Geoscientists still have an important role in fostering machine learning and AI for oil and gas prospecting, AlRegib said. He rejects what he called technological “hype” promoting the idea “that machine learning, that AI, can solve any problem. That’s wishful thinking.”
“We cannot rely on the computer to do all the work. That’s a big mistake. The experts can insert their expertise from the physics, from the models, into the learning,” he said.
Because he studies many types of computing and visualization, AlRegib is able to make comparisons of practices among several industries.
“I always draw analogies between medical imaging in health care and geophysics. Both of them came to machine learning a little later than consumer electronics and the like,” he noted.
Both have struggled with the idea of sharing data, and “they have both been in closed boxes with their own experts,” he said. A next step will be opening those closed-off boxes to additional expertise.
“The next phase will be for us training people to work on geophysics, but these people may have a background in machine learning, or data analytics or AI,” instead of geoscience, he predicted.
In the GEO 2020 session, AlRegib will be joined by speakers Malleswar Yenugu, director of data analytics for IHS Markit, and Gabriel Guerra, general manager for Shell.
The conference, coordinated by AAPG, EAGE and the Society of Exploration Geophysicists, will include numerous presentations on computing applications for the oil industry, addressing topics from neural networks to fuzzy logic. That points up the importance of computing and analytics in the industry today.
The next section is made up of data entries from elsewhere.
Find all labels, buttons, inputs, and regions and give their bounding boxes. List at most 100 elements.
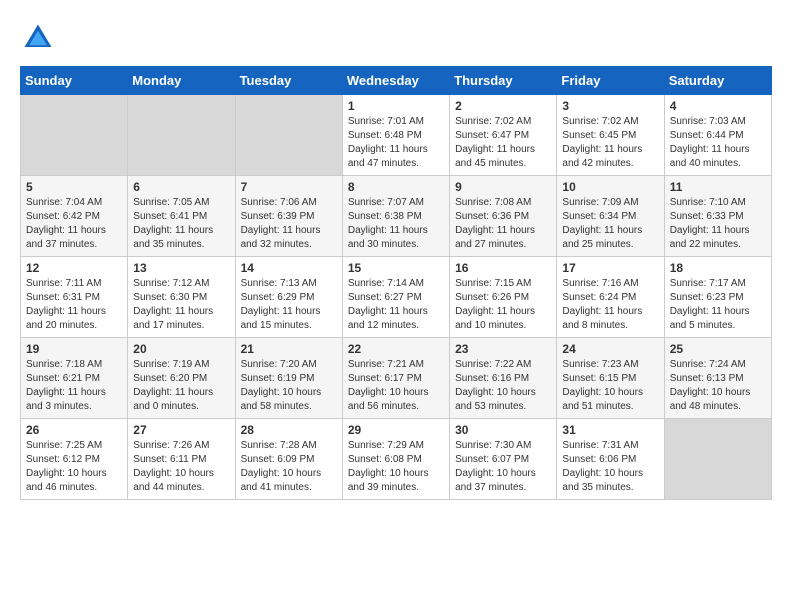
day-cell: 26 Sunrise: 7:25 AM Sunset: 6:12 PM Dayli… — [21, 419, 128, 500]
day-number: 13 — [133, 261, 229, 275]
day-info: Sunrise: 7:24 AM Sunset: 6:13 PM Dayligh… — [670, 358, 766, 414]
day-number: 22 — [348, 342, 444, 356]
day-cell: 3 Sunrise: 7:02 AM Sunset: 6:45 PM Daylig… — [557, 95, 664, 176]
day-cell: 17 Sunrise: 7:16 AM Sunset: 6:24 PM Dayli… — [557, 257, 664, 338]
calendar: SundayMondayTuesdayWednesdayThursdayFrid… — [20, 66, 772, 500]
day-cell: 25 Sunrise: 7:24 AM Sunset: 6:13 PM Dayli… — [664, 338, 771, 419]
day-number: 29 — [348, 423, 444, 437]
day-cell: 22Sunrise: 7:21 AM Sunset: 6:17 PM Dayli… — [342, 338, 449, 419]
day-number: 19 — [26, 342, 122, 356]
day-number: 2 — [455, 99, 551, 113]
day-info: Sunrise: 7:17 AM Sunset: 6:23 PM Dayligh… — [670, 277, 766, 333]
weekday-header-row: SundayMondayTuesdayWednesdayThursdayFrid… — [21, 67, 772, 95]
day-number: 26 — [26, 423, 122, 437]
day-number: 20 — [133, 342, 229, 356]
day-info: Sunrise: 7:31 AM Sunset: 6:06 PM Dayligh… — [562, 439, 658, 495]
day-cell: 27 Sunrise: 7:26 AM Sunset: 6:11 PM Dayli… — [128, 419, 235, 500]
day-number: 11 — [670, 180, 766, 194]
day-cell: 12 Sunrise: 7:11 AM Sunset: 6:31 PM Dayli… — [21, 257, 128, 338]
day-cell: 16 Sunrise: 7:15 AM Sunset: 6:26 PM Dayli… — [450, 257, 557, 338]
day-number: 21 — [241, 342, 337, 356]
day-info: Sunrise: 7:10 AM Sunset: 6:33 PM Dayligh… — [670, 196, 766, 252]
day-info: Sunrise: 7:18 AM Sunset: 6:21 PM Dayligh… — [26, 358, 122, 414]
day-cell: 8Sunrise: 7:07 AM Sunset: 6:38 PM Daylig… — [342, 176, 449, 257]
day-info: Sunrise: 7:16 AM Sunset: 6:24 PM Dayligh… — [562, 277, 658, 333]
day-cell: 14Sunrise: 7:13 AM Sunset: 6:29 PM Dayli… — [235, 257, 342, 338]
day-number: 5 — [26, 180, 122, 194]
day-number: 18 — [670, 261, 766, 275]
week-row-2: 5 Sunrise: 7:04 AM Sunset: 6:42 PM Daylig… — [21, 176, 772, 257]
day-number: 27 — [133, 423, 229, 437]
day-info: Sunrise: 7:02 AM Sunset: 6:45 PM Dayligh… — [562, 115, 658, 171]
day-info: Sunrise: 7:11 AM Sunset: 6:31 PM Dayligh… — [26, 277, 122, 333]
day-number: 1 — [348, 99, 444, 113]
weekday-header-sunday: Sunday — [21, 67, 128, 95]
day-cell: 23 Sunrise: 7:22 AM Sunset: 6:16 PM Dayli… — [450, 338, 557, 419]
day-number: 30 — [455, 423, 551, 437]
day-info: Sunrise: 7:26 AM Sunset: 6:11 PM Dayligh… — [133, 439, 229, 495]
day-cell: 11 Sunrise: 7:10 AM Sunset: 6:33 PM Dayli… — [664, 176, 771, 257]
day-info: Sunrise: 7:22 AM Sunset: 6:16 PM Dayligh… — [455, 358, 551, 414]
day-info: Sunrise: 7:23 AM Sunset: 6:15 PM Dayligh… — [562, 358, 658, 414]
day-cell: 7 Sunrise: 7:06 AM Sunset: 6:39 PM Daylig… — [235, 176, 342, 257]
week-row-4: 19 Sunrise: 7:18 AM Sunset: 6:21 PM Dayli… — [21, 338, 772, 419]
day-number: 14 — [241, 261, 337, 275]
day-number: 28 — [241, 423, 337, 437]
day-cell: 4 Sunrise: 7:03 AM Sunset: 6:44 PM Daylig… — [664, 95, 771, 176]
day-number: 16 — [455, 261, 551, 275]
day-cell: 18 Sunrise: 7:17 AM Sunset: 6:23 PM Dayli… — [664, 257, 771, 338]
weekday-header-thursday: Thursday — [450, 67, 557, 95]
day-cell — [235, 95, 342, 176]
day-cell: 28 Sunrise: 7:28 AM Sunset: 6:09 PM Dayli… — [235, 419, 342, 500]
day-number: 8 — [348, 180, 444, 194]
day-info: Sunrise: 7:05 AM Sunset: 6:41 PM Dayligh… — [133, 196, 229, 252]
day-cell: 30 Sunrise: 7:30 AM Sunset: 6:07 PM Dayli… — [450, 419, 557, 500]
day-number: 23 — [455, 342, 551, 356]
day-info: Sunrise: 7:30 AM Sunset: 6:07 PM Dayligh… — [455, 439, 551, 495]
day-number: 31 — [562, 423, 658, 437]
day-cell: 6Sunrise: 7:05 AM Sunset: 6:41 PM Daylig… — [128, 176, 235, 257]
day-cell — [664, 419, 771, 500]
day-cell — [21, 95, 128, 176]
day-info: Sunrise: 7:25 AM Sunset: 6:12 PM Dayligh… — [26, 439, 122, 495]
weekday-header-saturday: Saturday — [664, 67, 771, 95]
weekday-header-wednesday: Wednesday — [342, 67, 449, 95]
day-cell: 2 Sunrise: 7:02 AM Sunset: 6:47 PM Daylig… — [450, 95, 557, 176]
weekday-header-tuesday: Tuesday — [235, 67, 342, 95]
day-cell: 19 Sunrise: 7:18 AM Sunset: 6:21 PM Dayli… — [21, 338, 128, 419]
day-cell: 5 Sunrise: 7:04 AM Sunset: 6:42 PM Daylig… — [21, 176, 128, 257]
day-number: 3 — [562, 99, 658, 113]
weekday-header-monday: Monday — [128, 67, 235, 95]
day-cell: 9 Sunrise: 7:08 AM Sunset: 6:36 PM Daylig… — [450, 176, 557, 257]
day-cell: 20 Sunrise: 7:19 AM Sunset: 6:20 PM Dayli… — [128, 338, 235, 419]
week-row-3: 12 Sunrise: 7:11 AM Sunset: 6:31 PM Dayli… — [21, 257, 772, 338]
day-cell: 29Sunrise: 7:29 AM Sunset: 6:08 PM Dayli… — [342, 419, 449, 500]
day-cell: 15Sunrise: 7:14 AM Sunset: 6:27 PM Dayli… — [342, 257, 449, 338]
day-cell: 24 Sunrise: 7:23 AM Sunset: 6:15 PM Dayli… — [557, 338, 664, 419]
day-number: 25 — [670, 342, 766, 356]
day-number: 9 — [455, 180, 551, 194]
day-info: Sunrise: 7:02 AM Sunset: 6:47 PM Dayligh… — [455, 115, 551, 171]
day-info: Sunrise: 7:20 AM Sunset: 6:19 PM Dayligh… — [241, 358, 337, 414]
day-info: Sunrise: 7:04 AM Sunset: 6:42 PM Dayligh… — [26, 196, 122, 252]
day-cell: 13 Sunrise: 7:12 AM Sunset: 6:30 PM Dayli… — [128, 257, 235, 338]
day-info: Sunrise: 7:12 AM Sunset: 6:30 PM Dayligh… — [133, 277, 229, 333]
day-info: Sunrise: 7:03 AM Sunset: 6:44 PM Dayligh… — [670, 115, 766, 171]
day-number: 4 — [670, 99, 766, 113]
day-info: Sunrise: 7:28 AM Sunset: 6:09 PM Dayligh… — [241, 439, 337, 495]
day-number: 7 — [241, 180, 337, 194]
day-info: Sunrise: 7:14 AM Sunset: 6:27 PM Dayligh… — [348, 277, 444, 333]
weekday-header-friday: Friday — [557, 67, 664, 95]
day-info: Sunrise: 7:06 AM Sunset: 6:39 PM Dayligh… — [241, 196, 337, 252]
day-cell: 1 Sunrise: 7:01 AM Sunset: 6:48 PM Daylig… — [342, 95, 449, 176]
day-info: Sunrise: 7:15 AM Sunset: 6:26 PM Dayligh… — [455, 277, 551, 333]
day-cell: 10Sunrise: 7:09 AM Sunset: 6:34 PM Dayli… — [557, 176, 664, 257]
day-info: Sunrise: 7:01 AM Sunset: 6:48 PM Dayligh… — [348, 115, 444, 171]
day-number: 24 — [562, 342, 658, 356]
logo — [20, 20, 62, 56]
day-info: Sunrise: 7:09 AM Sunset: 6:34 PM Dayligh… — [562, 196, 658, 252]
day-info: Sunrise: 7:08 AM Sunset: 6:36 PM Dayligh… — [455, 196, 551, 252]
day-number: 17 — [562, 261, 658, 275]
day-number: 12 — [26, 261, 122, 275]
day-info: Sunrise: 7:19 AM Sunset: 6:20 PM Dayligh… — [133, 358, 229, 414]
“I want to talk about benchmarking. I want to talk about the paradigms of machine learning. And then, how all of this works together,” AlRegib said.
The oil industry’s recent shift to a more current and more flexible mentality toward computing applications has given him new hope, though he said the industry still has a long way to go.
“I’m more optimistic now than I would have been if you’d asked me two years ago,” he said.
The GEO 2020 conference and exhibition, previously scheduled for March 16-19 in Bahrain, has been postponed until Sept. 14-17, 2020. Although, having spoken to the authorities, the organizers are satisfied that the COVID 19 (Coronavirus) outbreak was intercepted and under very competent control, they are also mindful that many within our industry are currently facing difficulties traveling around the world.